I reached out to both current ACIP members and the Department of Health and Human Services to ask about Kenndy’s pending influence over the committee. ACIP Chair Helen K. Talbot and other current ACIP members emphasized the group’s importance to keeping the U.S. vaccinated, but declined to comment about politically motivated changes to its membership. The Department of Health and Human Services did not return a request for comment.

Should ACIP end up stacked with experts whose views mirror Kennedy’s, “it’s hard not to imagine our vaccination schedules looking different over the next few years,” Schwartz told me.

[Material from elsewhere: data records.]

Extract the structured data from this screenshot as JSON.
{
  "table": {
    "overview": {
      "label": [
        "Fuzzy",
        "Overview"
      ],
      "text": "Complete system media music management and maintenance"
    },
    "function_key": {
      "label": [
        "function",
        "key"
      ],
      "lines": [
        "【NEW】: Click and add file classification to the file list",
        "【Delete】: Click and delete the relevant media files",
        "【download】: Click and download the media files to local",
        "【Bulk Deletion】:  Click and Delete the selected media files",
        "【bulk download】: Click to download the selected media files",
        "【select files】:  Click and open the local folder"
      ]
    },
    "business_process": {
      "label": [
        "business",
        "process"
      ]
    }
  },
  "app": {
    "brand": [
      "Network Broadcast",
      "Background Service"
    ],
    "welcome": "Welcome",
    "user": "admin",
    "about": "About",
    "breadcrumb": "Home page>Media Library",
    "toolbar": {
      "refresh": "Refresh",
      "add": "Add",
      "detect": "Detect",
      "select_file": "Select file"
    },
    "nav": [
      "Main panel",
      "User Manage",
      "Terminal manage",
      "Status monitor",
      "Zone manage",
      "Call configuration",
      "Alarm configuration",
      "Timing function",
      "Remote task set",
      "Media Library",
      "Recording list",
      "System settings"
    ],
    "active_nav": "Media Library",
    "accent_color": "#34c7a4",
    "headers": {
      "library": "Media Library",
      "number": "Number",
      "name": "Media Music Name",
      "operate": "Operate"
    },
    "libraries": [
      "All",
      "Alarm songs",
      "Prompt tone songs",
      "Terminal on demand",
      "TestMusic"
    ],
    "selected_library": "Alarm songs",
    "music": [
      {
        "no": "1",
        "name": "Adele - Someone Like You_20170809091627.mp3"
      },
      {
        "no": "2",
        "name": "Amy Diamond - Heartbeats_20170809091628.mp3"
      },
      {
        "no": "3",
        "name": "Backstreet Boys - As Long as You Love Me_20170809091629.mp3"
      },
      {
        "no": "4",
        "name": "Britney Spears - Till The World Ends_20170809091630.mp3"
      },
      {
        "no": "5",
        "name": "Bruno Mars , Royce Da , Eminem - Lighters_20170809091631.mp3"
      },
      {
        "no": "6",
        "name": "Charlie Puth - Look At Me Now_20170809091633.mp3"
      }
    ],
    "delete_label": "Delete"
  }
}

Altered recommendations might make health-care providers more willing to administer shots to children on a delayed schedule, or hesitate to offer certain shots to families at all. Changes to ACIP could also have consequences for vaccine availability. Pharmaceutical companies might be less motivated to manufacture new shots for diseases that jurisdictions or health-care providers are no longer as eager to vaccinate against. Children on Medicaid receive free vaccines based on an ACIP-generated list, and taking a particular shot off that roster might mean that those kids will no longer receive that immunization at all.

At one extreme, the new administration could, in theory, simply disband the committee altogether, Schwartz told me, and have the government unilaterally lay down the country’s vaccination policies. At another, the CDC director, who has never been beholden to the committee’s advice, could begin ignoring it more often. (Trump’s choice to lead the CDC, the physician and former Florida congressman Dave Weldon, has been a critic of the agency and its vaccine program.) Most likely, though, the nation’s new health leaders will choose to reshape the committee into one whose viewpoints would seem to legitimize their own. The effects of these choices might not be obvious at first, but a committee that has less academic expertise, spends less time digging into scientific data, and is less inclined to recommend any vaccines could, over time, erode America’s defenses—inviting more disease, and more death, all of it preventable.